Keith A. Nelson, Haslam and Dewey Professor of Chemistry, was a co-recipient of the 2018 Frank Isakson Prize for Optical Effects in Solids for his “pioneering contributions to the development and application of ultra-fast optical spectroscopy to condensed matter systems, and providing insight into lattice dynamics, structural phase transitions, and the non-equilibrium control of solids.” Nelson is a fellow of the American Association for the Advancement of Science, the Optical Society of America, and the American Physical Society, a member of the American Academy of Arts and Sciences, and has received the Coblentz, Lippincott, Zewail, and Bomem-Michelson awards.
Bradley D. Olsen ’03, Paul M. Cook Career Development Professor of Chemical Engineering, was awarded the 2018 John H. Dillon Medal for his work “significantly expanding our understanding of the physics of polymers, including the self-assembly of block copolymers incorporating a fully folded protein, the influence of polymer shape on diffusion; for engineering novel gels; and for updating the theory of the modulus of a network.” Olsen’s previous honors include an Alfred P. Sloan Research Fellowship, the DuPont Young Professor Award and the Allan P. Colburn Award; he was named a Kavli Foundation Emerging Leader in Chemistry in 2017.

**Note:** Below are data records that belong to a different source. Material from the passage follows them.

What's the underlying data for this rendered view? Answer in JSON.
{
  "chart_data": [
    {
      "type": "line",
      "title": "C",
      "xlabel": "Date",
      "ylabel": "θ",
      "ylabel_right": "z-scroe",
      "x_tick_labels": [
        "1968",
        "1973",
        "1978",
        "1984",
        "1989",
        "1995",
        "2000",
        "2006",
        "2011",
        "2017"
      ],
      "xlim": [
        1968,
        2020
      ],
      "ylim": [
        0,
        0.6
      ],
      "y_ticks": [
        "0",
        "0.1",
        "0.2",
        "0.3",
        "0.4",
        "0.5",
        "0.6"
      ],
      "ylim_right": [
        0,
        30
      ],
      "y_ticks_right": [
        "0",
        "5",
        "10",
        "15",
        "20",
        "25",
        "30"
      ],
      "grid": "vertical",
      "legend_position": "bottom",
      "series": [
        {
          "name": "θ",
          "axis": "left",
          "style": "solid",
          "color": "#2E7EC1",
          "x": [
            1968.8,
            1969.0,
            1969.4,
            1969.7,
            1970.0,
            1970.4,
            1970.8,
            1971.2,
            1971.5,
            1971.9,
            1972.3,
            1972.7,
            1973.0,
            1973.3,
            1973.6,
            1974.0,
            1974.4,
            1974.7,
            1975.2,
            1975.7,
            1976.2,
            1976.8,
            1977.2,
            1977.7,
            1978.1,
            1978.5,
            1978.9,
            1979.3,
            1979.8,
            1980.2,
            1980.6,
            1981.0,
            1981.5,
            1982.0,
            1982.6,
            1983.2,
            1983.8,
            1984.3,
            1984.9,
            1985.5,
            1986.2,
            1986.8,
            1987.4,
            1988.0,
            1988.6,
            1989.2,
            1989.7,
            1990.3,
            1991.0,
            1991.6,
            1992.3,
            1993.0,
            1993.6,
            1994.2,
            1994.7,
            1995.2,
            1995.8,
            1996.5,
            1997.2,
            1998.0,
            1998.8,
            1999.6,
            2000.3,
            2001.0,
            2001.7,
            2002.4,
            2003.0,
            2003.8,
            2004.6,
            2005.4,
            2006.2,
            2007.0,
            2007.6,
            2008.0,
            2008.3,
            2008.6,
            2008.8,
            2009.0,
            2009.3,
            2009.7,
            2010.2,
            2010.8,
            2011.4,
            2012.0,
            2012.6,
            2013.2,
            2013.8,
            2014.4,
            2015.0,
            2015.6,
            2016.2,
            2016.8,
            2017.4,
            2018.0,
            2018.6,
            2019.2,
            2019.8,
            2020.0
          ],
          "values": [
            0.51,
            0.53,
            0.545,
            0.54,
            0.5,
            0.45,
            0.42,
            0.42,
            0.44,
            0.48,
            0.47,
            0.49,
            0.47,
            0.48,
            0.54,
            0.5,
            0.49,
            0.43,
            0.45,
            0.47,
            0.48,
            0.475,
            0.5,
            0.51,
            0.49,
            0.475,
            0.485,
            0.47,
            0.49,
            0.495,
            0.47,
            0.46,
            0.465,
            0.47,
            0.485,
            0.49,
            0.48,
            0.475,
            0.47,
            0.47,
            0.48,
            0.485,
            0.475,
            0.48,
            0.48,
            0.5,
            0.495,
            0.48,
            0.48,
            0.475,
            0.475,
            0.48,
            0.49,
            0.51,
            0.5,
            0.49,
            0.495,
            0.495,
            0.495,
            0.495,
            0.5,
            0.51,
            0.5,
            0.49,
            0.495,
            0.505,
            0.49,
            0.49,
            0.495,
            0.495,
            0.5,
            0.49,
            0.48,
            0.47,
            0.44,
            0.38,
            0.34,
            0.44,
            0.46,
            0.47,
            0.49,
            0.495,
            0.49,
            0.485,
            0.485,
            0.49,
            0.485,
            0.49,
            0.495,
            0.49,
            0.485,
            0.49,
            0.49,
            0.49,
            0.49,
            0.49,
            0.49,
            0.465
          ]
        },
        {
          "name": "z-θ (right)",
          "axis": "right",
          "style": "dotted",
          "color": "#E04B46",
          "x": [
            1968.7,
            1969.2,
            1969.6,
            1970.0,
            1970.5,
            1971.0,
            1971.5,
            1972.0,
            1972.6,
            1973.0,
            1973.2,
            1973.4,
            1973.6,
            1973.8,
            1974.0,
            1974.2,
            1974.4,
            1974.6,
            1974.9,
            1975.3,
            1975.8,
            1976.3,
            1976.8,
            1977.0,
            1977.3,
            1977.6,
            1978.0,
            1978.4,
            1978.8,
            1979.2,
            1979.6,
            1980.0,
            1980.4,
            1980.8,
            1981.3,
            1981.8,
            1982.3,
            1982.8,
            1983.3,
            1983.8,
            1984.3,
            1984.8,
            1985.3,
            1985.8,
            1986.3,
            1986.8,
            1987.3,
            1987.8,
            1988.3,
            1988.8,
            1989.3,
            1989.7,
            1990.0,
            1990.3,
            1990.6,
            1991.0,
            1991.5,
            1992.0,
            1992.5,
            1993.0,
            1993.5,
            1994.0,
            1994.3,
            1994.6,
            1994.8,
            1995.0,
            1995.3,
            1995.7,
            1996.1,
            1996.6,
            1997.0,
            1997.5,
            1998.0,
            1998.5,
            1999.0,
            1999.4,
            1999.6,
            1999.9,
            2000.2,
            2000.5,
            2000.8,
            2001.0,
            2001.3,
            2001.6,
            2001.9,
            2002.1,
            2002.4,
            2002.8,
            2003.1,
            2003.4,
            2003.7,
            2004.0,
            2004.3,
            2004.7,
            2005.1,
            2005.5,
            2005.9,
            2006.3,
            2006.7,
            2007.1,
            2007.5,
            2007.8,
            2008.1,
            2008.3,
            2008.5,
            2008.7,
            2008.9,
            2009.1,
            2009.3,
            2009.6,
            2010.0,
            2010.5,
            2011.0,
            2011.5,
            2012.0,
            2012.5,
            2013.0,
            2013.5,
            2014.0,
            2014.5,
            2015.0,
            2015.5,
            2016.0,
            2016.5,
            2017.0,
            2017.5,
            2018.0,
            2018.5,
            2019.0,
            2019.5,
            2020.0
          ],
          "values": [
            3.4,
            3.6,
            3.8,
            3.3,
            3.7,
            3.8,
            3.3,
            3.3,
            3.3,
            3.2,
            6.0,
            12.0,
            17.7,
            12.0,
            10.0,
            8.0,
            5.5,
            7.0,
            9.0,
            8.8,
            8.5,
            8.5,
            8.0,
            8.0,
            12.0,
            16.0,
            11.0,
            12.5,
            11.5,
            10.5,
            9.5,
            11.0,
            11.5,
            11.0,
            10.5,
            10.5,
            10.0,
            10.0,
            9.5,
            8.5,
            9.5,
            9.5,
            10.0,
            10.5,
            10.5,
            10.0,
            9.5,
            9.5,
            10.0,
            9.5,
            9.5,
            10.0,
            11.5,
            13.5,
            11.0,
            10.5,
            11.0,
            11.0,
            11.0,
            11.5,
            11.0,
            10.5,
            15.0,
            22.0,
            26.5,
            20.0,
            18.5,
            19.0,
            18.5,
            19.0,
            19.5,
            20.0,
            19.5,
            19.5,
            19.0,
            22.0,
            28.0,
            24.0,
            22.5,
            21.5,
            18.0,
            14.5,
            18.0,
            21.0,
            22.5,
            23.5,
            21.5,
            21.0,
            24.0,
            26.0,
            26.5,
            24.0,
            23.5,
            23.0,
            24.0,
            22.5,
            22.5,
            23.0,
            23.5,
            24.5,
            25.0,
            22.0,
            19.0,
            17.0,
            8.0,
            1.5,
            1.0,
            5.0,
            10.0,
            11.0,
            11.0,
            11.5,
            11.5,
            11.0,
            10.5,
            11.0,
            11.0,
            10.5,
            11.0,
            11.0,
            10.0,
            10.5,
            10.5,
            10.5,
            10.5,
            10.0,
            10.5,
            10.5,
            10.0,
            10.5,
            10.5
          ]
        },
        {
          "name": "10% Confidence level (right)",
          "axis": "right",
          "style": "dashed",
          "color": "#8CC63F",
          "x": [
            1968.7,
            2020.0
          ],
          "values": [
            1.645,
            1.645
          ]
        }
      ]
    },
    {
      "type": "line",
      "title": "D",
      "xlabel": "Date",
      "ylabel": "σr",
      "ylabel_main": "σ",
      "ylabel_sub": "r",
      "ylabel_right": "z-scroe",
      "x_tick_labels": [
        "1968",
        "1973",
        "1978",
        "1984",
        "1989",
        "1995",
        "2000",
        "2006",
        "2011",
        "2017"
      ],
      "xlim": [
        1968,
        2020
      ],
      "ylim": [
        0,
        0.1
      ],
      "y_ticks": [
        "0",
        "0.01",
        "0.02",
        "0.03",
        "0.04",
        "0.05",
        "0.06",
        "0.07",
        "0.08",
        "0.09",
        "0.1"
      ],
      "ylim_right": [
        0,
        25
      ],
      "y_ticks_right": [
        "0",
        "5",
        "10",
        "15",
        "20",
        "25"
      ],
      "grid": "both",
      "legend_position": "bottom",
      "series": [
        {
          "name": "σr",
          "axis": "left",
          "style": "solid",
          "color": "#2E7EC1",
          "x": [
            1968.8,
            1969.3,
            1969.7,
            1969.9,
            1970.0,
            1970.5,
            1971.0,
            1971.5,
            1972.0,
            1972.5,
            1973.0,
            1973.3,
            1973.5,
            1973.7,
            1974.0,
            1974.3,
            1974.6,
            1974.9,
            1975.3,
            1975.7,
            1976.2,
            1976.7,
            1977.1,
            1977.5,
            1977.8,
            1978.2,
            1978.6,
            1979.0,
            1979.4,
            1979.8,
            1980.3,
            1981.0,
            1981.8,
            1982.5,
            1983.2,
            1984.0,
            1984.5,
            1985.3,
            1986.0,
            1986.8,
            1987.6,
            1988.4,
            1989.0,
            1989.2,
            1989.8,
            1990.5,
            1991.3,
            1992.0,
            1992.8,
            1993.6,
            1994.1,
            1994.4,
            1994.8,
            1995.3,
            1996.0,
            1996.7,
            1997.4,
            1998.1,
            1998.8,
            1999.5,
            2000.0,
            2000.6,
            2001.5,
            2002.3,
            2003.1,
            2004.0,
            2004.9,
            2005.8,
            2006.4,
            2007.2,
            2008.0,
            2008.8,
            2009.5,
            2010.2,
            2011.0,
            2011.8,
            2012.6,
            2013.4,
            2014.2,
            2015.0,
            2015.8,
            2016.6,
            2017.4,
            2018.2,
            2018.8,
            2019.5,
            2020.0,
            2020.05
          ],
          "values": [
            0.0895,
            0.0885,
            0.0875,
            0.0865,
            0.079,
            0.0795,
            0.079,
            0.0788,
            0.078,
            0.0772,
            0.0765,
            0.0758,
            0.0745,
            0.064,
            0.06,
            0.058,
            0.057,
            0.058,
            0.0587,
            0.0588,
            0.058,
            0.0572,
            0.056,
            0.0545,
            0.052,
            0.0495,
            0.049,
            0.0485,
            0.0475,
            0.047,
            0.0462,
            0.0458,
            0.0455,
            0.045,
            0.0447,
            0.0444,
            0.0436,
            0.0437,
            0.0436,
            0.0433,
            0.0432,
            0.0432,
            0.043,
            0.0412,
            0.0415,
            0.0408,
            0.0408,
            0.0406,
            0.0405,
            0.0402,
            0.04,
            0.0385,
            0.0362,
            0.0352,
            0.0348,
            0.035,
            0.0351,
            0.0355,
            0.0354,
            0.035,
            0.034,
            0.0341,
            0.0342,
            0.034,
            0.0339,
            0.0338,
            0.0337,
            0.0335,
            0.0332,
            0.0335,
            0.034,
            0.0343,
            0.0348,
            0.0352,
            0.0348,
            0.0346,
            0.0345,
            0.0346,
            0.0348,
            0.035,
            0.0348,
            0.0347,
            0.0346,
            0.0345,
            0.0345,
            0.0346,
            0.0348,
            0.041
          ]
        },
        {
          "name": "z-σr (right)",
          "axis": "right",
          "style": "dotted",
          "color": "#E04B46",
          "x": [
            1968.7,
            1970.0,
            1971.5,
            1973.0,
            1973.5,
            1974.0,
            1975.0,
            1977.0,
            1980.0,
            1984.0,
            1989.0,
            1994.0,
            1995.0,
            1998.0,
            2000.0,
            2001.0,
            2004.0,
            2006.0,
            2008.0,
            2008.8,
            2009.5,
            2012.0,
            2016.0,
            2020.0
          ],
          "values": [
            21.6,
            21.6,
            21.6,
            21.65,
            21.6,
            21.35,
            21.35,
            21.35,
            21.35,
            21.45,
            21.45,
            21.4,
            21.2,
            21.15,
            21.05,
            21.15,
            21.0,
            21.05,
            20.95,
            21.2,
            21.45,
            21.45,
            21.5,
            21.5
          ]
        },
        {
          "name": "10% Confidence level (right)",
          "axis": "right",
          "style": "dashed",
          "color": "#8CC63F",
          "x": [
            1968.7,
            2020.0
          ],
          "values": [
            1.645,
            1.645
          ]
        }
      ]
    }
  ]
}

Jonathan Loren Ouellet, a postdoctoral researcher at MIT working in the Professor Lindley Winslow’s group in the Laboratory for Nuclear Science, received the 2017 Dissertation Award in Nuclear Physics for “his outstanding contributions to the search for neutrinoless double beta decay of 130Te, and setting a new limit on its decay half-life, at the Cryogenic Underground Observatory for Rare Events in Gran Sasso, Italy.” At MIT, he has recently begun working on a new cryogenic-based axion dark matter search, called ABRACADABRA.